March 31 marked the official end to the quietest fire season in more than a decade, according to the NSW Rural Fire Service (NSW RFS).
It's a stark contrast to the devastating 2019/20 season.
NSW RFS Commissioner Rob Rogers said this bush fire season had been a welcome change in terms of fire activity, property damage and hours committed by volunteer firefighters.
"Firefighters have responded to just over 5500 bush and grass fires burning 30,963 hectares across NSW, considerably less than the 11,400 fires and 5.5 million hectares lost last season", Commissioner Rogers said.
"There has been just 11 days of total fire bans compared to 60 days last season, marking the quietest bush fire season since 2010/11."
Commissioner Rogers said that despite the low level of fire activity this season, its members had been kept busy over recent weeks assisting flood affected communities across the state.

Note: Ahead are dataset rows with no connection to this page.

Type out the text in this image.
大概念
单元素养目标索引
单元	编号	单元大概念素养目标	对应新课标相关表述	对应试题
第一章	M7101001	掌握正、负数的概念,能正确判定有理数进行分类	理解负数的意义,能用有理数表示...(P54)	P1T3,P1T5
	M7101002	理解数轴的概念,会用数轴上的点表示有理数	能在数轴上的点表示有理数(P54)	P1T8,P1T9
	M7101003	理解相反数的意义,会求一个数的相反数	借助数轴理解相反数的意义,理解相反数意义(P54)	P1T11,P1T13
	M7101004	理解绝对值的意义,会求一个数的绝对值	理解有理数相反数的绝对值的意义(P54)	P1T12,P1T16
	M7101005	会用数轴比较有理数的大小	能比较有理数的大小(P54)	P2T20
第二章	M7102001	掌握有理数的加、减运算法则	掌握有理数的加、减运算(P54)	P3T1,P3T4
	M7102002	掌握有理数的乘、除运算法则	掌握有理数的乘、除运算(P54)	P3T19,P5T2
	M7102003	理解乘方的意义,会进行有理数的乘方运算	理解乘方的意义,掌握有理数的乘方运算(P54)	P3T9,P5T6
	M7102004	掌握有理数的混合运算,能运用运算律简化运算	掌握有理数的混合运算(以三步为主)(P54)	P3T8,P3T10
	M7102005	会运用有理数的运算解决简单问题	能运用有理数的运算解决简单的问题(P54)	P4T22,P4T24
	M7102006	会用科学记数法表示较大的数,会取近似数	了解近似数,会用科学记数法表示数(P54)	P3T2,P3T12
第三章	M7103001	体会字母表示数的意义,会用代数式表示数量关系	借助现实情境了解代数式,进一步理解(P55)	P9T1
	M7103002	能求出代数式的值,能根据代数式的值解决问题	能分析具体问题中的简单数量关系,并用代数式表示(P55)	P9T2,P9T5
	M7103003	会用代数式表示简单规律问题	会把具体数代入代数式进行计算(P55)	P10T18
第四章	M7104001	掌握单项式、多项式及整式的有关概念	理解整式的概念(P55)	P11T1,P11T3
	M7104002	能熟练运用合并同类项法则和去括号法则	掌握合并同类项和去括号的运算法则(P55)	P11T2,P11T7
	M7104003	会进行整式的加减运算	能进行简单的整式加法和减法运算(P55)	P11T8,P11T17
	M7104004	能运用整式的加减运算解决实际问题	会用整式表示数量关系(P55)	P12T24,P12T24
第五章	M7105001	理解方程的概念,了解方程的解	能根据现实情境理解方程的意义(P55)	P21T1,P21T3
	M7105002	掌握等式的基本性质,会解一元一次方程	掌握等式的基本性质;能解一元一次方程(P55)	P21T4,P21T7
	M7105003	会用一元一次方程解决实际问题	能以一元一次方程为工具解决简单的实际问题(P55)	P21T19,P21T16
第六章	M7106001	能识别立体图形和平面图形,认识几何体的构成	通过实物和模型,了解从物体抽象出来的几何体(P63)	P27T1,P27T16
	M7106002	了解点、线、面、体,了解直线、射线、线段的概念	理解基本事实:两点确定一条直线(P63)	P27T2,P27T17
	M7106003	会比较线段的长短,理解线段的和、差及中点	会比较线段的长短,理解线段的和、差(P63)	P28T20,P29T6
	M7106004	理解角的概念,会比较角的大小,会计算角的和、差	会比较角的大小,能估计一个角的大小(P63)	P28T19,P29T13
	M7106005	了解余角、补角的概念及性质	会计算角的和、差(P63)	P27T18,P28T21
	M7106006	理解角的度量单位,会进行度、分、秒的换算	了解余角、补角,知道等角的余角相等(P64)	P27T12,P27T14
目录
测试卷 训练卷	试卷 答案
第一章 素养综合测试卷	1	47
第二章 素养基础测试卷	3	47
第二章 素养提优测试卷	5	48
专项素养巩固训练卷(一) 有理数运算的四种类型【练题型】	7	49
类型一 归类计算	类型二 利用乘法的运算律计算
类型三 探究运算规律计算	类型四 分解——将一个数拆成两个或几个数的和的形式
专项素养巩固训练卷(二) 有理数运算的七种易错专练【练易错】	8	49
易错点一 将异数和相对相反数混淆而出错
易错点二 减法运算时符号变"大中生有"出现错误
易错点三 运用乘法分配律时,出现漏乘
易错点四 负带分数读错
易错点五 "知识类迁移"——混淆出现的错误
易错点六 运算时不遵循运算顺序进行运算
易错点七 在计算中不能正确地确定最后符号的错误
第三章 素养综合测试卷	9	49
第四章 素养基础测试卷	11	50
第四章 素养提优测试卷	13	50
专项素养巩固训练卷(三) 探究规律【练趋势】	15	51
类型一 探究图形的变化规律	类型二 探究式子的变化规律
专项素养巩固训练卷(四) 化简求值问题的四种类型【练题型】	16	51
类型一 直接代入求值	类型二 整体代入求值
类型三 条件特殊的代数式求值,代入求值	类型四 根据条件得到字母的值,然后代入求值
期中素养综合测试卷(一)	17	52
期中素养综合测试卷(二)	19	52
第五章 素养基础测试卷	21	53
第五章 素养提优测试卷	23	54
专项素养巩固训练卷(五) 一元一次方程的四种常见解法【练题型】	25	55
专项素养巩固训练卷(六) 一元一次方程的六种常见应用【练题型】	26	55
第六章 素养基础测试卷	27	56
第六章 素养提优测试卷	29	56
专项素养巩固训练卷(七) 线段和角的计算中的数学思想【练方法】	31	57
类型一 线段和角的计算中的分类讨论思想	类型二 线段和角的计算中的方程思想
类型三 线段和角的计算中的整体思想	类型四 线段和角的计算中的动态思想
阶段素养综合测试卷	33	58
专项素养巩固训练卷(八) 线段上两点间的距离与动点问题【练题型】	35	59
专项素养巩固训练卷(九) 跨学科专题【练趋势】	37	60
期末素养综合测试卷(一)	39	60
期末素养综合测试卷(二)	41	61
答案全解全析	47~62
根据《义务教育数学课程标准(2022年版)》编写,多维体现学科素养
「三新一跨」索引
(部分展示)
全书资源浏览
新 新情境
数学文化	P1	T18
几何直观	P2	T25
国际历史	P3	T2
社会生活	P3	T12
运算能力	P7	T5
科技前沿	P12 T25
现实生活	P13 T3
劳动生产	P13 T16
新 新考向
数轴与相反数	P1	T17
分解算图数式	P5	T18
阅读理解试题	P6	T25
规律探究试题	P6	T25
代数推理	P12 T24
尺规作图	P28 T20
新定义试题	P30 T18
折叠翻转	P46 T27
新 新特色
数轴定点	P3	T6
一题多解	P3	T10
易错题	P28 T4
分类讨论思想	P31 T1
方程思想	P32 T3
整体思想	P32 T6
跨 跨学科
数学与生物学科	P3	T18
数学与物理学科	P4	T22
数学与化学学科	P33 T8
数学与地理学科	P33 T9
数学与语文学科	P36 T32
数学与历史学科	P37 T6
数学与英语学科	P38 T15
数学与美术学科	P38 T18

"Time and time again when called upon, our members have stepped up to help," he said.
"As communities up and down the coast were inundated by flood waters, our firefighters were there to help, both on the ground and in the air.
"I am humbled by their want to serve locally and the broader NSW community.
"To see hundreds of our firefighters travelling across the state to help communities in need is testament to their dedication and commitment."
The RFS Mid Lachlan Valley Team, that covers Parkes, Forbes and Weddin shires, attended a number of minor fires this season, including grass fires and several header fires.
Local brigades have also been busy supporting the farming community to conduct strategic stubble burns.
"Many farmers are burning their stubble this year as a preventative measure against the increasing threat a mice plague will pose to winter crops," the Team said on social media.
Commission Rogers said that despite the low instances of bush and grass fires across the season, high grass fuel loads remained west of the divide.
"Over the coming weeks and months crews will begin hazard reduction burning when weather opportunities are more favourable to reduce these fuel loads," he said.
"It is vital for people living near Bush Fire Prone Land to not become complacent and to ensure they take the time now to clear, prepare and maintain their properties."
While Fire Permits are not required outside the Bush Fire Danger Period, property owners conducting private hazard reduction burns are usually required to have a Hazard Reduction Certificate before lighting up.
Hazard Reduction Certificates are free and can be obtained from the NSW RFS Fire Control Centre in Forbes.
"While firefighting agencies will be looking to conduct as many hazard reduction activities as possible, I encourage landholders to do the same." Commissioner Rogers said.